4. Quincy Jones, $ - Original Motion Picture Soundtrack: The movie is pretty obscure, so you can imagine that the soundtrack is even more so, but in addition to the fact that Jones was seriously bringing the funk in the '70s, the album also features a couple of performances from Little Richard - one of which also features Roberta Flack - that are just about worth the price of admission by themselves.
5. Afrika Bambaataa and James Brown, Unity: Look at those two names. Do we really need to actively sell you on the worth of this release? Just buy it already!
6. Ron Wood, I've Got My Own Album to Do: Between the dissolution of the Faces and his invitation to join the Rolling Stones, Ronnie Wood finally got around to recording his full-length solo debut, and it's a whole lot of fun. Of course, it also doesn't hurt that Wood has assistance from pals like Ian McLagan, George Harrison, and Keith Richards, but even if he didn't, the music would still stand strong on its own.
7. King Curtis, Instant Groove: We will not apologize for including two saxophone stars in our top 10 list, because they're both awesome and well worth your time. Besides, Curtis's album is filled with lots of fun covers, including his takes on “Hey Joe,” “Wichita Lineman,” “The Weight,” and “Little Green Apples,” among others.
8. a-ha, Stay on These Roads / East of the Sun, West of the Moon / Memorial Beach: Given how their popularity dropped off in the States after Scoundrel Days, it may not surprise you that the expanded reissues of a-ha's three subsequent albums didn't end up getting a physical release in the US. They did, however, get a digital release, and the bonus material is pretty great, so don't miss out if you're a fan.

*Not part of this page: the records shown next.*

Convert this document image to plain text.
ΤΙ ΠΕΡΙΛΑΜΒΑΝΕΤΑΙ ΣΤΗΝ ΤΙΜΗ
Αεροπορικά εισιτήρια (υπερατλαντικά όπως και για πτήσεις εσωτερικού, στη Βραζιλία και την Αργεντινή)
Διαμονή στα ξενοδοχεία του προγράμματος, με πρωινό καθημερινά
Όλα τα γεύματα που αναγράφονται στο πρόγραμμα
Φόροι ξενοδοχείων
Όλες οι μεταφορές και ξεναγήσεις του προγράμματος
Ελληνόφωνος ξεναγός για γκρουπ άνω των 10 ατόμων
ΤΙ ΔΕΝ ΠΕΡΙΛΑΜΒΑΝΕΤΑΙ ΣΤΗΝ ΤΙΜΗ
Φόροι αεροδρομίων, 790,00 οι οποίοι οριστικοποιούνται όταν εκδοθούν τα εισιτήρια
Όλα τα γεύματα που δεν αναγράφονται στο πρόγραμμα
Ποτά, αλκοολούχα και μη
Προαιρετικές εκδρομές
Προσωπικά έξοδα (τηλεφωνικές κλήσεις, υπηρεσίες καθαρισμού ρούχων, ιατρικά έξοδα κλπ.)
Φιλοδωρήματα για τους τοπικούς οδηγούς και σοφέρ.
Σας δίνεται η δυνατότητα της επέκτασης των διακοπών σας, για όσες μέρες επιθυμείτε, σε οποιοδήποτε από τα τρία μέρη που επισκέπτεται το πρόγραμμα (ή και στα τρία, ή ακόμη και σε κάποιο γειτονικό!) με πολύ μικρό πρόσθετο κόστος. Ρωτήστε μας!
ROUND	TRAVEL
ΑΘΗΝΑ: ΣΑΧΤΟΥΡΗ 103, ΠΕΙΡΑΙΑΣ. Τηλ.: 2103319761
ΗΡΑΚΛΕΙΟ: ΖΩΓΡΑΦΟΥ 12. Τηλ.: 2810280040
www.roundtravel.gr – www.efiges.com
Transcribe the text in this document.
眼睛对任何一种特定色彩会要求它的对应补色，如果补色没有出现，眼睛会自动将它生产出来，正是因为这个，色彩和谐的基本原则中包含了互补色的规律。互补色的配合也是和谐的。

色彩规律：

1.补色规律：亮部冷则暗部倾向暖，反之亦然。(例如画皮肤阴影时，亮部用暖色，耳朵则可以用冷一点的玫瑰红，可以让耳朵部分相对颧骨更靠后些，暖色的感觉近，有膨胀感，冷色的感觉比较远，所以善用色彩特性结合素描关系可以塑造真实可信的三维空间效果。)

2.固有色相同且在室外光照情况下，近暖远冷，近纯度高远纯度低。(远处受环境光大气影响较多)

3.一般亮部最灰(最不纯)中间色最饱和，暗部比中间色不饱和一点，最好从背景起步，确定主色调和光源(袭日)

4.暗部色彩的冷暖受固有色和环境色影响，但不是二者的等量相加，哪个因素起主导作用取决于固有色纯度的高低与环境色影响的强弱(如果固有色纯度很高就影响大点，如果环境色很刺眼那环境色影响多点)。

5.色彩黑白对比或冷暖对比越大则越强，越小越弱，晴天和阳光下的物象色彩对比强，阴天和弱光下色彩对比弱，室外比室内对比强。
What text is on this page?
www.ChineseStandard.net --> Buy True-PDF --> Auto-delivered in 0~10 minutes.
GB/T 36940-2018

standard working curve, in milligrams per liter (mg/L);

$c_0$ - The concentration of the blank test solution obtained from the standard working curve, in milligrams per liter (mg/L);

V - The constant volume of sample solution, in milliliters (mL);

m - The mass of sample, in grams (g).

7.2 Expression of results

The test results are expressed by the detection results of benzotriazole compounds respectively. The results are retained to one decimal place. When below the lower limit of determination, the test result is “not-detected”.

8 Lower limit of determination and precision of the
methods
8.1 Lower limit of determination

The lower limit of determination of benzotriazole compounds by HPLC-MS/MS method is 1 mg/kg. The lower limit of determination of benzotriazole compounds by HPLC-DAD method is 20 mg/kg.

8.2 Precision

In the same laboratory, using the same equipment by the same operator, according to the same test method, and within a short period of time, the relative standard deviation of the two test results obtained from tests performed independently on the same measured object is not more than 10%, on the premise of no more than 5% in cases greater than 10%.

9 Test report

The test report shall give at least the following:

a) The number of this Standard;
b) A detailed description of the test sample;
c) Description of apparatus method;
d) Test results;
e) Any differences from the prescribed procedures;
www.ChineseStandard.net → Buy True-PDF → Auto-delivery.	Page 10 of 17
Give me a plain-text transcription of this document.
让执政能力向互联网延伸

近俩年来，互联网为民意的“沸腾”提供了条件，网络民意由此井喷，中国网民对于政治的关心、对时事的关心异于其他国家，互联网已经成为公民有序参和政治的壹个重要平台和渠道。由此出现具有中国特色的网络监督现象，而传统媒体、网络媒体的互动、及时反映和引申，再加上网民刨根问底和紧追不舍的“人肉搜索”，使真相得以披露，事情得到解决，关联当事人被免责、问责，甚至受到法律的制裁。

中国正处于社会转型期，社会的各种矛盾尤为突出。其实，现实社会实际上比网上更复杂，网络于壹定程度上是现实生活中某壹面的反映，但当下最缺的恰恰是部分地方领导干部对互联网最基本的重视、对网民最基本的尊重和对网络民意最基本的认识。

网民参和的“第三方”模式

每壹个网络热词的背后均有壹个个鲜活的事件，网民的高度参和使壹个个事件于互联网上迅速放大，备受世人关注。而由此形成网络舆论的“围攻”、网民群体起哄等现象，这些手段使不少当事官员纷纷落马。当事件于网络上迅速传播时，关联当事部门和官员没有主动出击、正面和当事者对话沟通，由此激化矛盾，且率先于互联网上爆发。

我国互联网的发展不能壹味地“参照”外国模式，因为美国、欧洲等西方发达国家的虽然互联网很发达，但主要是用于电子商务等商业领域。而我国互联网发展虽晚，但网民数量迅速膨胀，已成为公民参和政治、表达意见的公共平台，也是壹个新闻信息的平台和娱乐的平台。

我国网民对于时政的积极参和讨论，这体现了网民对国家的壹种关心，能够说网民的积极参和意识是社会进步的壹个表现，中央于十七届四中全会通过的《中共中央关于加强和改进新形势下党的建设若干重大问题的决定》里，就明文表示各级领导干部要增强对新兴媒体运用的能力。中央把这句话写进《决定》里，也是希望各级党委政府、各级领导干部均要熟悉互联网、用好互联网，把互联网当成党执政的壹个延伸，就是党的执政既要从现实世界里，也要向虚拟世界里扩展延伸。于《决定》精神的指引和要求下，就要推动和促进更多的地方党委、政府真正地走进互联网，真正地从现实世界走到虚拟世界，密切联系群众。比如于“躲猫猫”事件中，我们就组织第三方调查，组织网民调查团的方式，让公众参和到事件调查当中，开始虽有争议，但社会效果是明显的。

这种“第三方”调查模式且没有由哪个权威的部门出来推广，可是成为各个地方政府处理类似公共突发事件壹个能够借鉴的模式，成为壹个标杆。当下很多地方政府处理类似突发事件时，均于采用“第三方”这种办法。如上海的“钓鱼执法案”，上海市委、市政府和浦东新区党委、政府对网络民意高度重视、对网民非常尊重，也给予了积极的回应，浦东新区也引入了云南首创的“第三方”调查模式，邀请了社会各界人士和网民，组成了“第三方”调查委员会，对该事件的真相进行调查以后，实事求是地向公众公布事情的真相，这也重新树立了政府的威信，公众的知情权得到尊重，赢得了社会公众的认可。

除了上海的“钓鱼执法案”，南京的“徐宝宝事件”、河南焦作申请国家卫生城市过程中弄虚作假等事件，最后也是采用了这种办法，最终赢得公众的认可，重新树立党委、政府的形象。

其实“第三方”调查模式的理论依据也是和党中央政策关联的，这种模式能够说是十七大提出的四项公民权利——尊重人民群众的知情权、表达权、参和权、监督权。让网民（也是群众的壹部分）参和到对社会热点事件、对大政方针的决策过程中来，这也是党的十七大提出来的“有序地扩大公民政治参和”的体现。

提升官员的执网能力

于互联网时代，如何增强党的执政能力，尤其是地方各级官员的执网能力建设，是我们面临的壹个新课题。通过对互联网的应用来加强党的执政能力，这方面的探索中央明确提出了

9. Bruce McCulloch, Shame-Based Man: If you only know Bruce McCulloch from his work within Kids in the Hall, you're not the only one, but he recorded a pretty great - and pretty funny - album a few years back. We talked about it with him not long after we added it to the digital catalog (you can read that chat right here), but you should really hear it for yourself.
10. Underworld, Change the Weather: It's only been a few weeks since we were singing the praises of this album, but we'll take another moment to sing them again: it's a great blend of rock guitar and synths with a number of catchy songs, including the title track, which kicks things off brilliantly.